-The sellers placed their apartment on the market.
-Seller told broker that she would like to keep the apartment and combine it with the neighbor's, but the neighbor refused to sell.
-Broker eventually purchased the property herself. She had sellers double check with neighbor. The contract deleted all provisions about a brokerage relationship.
-After sellers found a new apartment, they discovered that broker had purchased the neighbor's apartment and planned to combine the two.
-Sellers sued, claiming violation of a fiduciary duty.
-Summary judgment was granted to broker and brokerage, the supreme court affirmed, and sellers appealed to the Court of Appeals.
PROCEDURAL HISTORY: Plaintiff sellers appealed the grant of summary judgment by the Appellate Division (New York) in favor of defendants real estate broker and brokerage in the underlying breach of fiduciary claim.
-In New York, it is well settled that a real estate broker is a fiduciary with a duty of loyalty and an obligation to act in the best interests of the principal.
-A real estate broker/principal relationship and accompanying fiduciary duty can be severed by agreement of the parties or by unilateral action of the principal.
-Where a real estate broker's interests or loyalties are divided due to a personal stake in the transaction or representation of multiple parties, the broker must disclose to the principal the nature and extent of the broker's interest in the transaction or the material facts illuminating the broker's divided loyalties.

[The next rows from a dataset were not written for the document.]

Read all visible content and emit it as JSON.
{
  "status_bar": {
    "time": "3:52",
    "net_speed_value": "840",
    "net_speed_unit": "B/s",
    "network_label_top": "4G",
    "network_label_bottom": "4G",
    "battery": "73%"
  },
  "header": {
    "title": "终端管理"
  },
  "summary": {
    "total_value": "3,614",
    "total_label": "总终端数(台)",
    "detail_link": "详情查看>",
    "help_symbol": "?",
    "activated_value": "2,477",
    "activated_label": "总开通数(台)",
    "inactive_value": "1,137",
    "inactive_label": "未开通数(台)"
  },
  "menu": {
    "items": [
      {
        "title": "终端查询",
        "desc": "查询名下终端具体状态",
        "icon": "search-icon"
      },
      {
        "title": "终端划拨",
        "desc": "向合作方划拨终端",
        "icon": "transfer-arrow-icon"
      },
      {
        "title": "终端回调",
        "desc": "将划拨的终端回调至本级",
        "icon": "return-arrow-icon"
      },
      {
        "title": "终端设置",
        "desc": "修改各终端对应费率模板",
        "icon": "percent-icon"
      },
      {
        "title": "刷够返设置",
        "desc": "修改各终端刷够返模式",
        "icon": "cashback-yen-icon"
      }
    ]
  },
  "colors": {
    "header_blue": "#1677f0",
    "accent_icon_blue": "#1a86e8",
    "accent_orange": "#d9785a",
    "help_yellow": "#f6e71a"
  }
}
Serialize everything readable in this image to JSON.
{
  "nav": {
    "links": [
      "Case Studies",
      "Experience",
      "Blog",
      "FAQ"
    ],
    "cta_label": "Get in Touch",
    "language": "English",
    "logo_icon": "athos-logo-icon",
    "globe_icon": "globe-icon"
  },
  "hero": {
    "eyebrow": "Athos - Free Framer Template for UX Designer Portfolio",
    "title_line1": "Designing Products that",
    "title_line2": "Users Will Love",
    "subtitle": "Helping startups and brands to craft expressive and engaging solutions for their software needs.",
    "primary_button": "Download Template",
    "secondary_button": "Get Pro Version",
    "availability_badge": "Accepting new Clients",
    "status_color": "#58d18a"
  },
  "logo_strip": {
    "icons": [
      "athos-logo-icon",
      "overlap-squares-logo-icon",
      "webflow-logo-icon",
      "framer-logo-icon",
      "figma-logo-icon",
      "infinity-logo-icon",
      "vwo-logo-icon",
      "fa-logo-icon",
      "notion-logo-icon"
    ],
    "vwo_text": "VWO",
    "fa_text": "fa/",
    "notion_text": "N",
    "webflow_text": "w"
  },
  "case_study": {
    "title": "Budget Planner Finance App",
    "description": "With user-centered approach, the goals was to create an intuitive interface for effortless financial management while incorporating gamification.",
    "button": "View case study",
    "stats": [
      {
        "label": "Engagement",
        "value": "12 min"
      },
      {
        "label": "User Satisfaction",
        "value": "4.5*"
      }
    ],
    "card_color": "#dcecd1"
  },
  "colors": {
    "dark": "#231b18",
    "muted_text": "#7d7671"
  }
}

The disclosure to be effective must lay bare the truth, without ambiguity or reservation, in all its stark significance.
Broker disclosed information bearing on her purchase at the time of the contract. The contract specified she was no longer the sellers' broker or had a fiduciary duty. Sellers did not prove their comments were confidential or exclusive.
OUTCOME: The grant of summary judgment was affirmed.